AMOR, İMAMOĞLU İLE GÖRÜŞMEK İSTİYOR

Raportör Amor, katılım sürecine dönüş şartlarından söz ederek, "İmamoğlu'nu ziyaret etmek, görüşmek isterim ama kendisiyle belediyede görüşmek isterim. Avrupa İnsan Hakları Mahkemesi kararlarının uygulanmasını istiyoruz. Katılım sürecinin başlaması için birtakım adımlar atılmalı. Savcıların siyasi bir gündem için kullanılmamasını görmek istiyoruz ama korkarım ki son gelişmeler buna hizmet etmiyor. Avrupa'nın bunu gördüğünü anlamıyor musunuz? İmamoğlu'nun evine bu kadar polis göndererek o kişinin imajın değiştirmek istiyorsunuz. O kadar polisin gecenin bir yarısı silahlarla orada olması normal değil. Belki de siz bunun içinde olduğunuz için normalleştiriyorsunuz. Dışardan bakınca bunlar çılgınca şeyler. 14 yaşındaki bir kız çocuğunun terörizmden yargılanması çok anlaşılmaz. Bu da katılım sürecinin başlaması ve devam etmesini engelliyor.
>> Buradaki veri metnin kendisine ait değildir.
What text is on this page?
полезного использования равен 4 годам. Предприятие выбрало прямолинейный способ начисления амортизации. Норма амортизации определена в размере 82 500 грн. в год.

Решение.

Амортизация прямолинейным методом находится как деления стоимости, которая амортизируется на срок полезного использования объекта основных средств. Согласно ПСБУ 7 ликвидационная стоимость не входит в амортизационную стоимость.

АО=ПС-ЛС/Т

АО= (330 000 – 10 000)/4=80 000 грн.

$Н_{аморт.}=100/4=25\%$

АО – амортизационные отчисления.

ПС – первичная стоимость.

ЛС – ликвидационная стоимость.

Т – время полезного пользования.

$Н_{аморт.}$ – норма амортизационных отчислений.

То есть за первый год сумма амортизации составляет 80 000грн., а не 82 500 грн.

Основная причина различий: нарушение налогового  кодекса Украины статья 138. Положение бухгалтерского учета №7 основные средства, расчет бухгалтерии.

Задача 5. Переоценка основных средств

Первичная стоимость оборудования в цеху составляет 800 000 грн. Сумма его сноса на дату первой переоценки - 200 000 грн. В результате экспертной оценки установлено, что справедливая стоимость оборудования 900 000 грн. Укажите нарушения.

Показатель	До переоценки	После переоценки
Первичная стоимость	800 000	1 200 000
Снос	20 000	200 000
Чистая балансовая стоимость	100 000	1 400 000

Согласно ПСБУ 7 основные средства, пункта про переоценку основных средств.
Bu süreç ölmedi ama ilerleme de olmuyor. Son bir iki ayda özgürlük ve haklar konusunda ortam daha da kötüleşti. Kanunu ve kanunları, hukuku bir siyasi araç olarak kullanmak başka bir şey. Sizde rektörler bile Cumhurbaşkanı tarafından atanıyor. Bizim ülkemizde iktidardaki isimler dahi yargılanabiliyor. İmamoğlu, aynı gün terörizm ve yolsuzlukla suçlandı. Ona olanların adaletle bir ilgisi yok. Gözaltı süreci de kabul edilebilir değildi. 15 yıl önce çok daha kapsayıcı bir ülkeydiniz. Tekrar bunun olması gerekiyor katılım sürecine dönmek için" ifadelerini kullandı.

SURİYELİ YETKİLİLERE FIRSAT VERİLMELİ

Amor, Türkiye'nin Suriye konusundaki tutumunun olumlu karşılandığına vurgu yaparak, "Ülkeniz Suriye ile ilgili mükemmel bir iş çıkardı. Tüm uluslararası ortakların rol oynaması önemli ancak sizin hükümetiniz iyi iş çıkardı. Suriyeli yetkililere bir fırsat vermemiz gerekiyor. Onları geçmişlerinden dolayı yargılamak da söz konusu ancak fırsat verilmeli. AB ile Türkiye bu konuda iş birliği yapıyor. Sadece yaptırımları kaldırmak yetmez. Yeni iktidara bir şans vermek gerekiyor. Orada gerçek bir düzen, yeniden inşa gerçekleşmesi gerekiyor. Türkiye’nin Suriye’den gelen göç ile ilgili duruşu insani ve etik değerlerle uyumlu oldu" diye konuştu.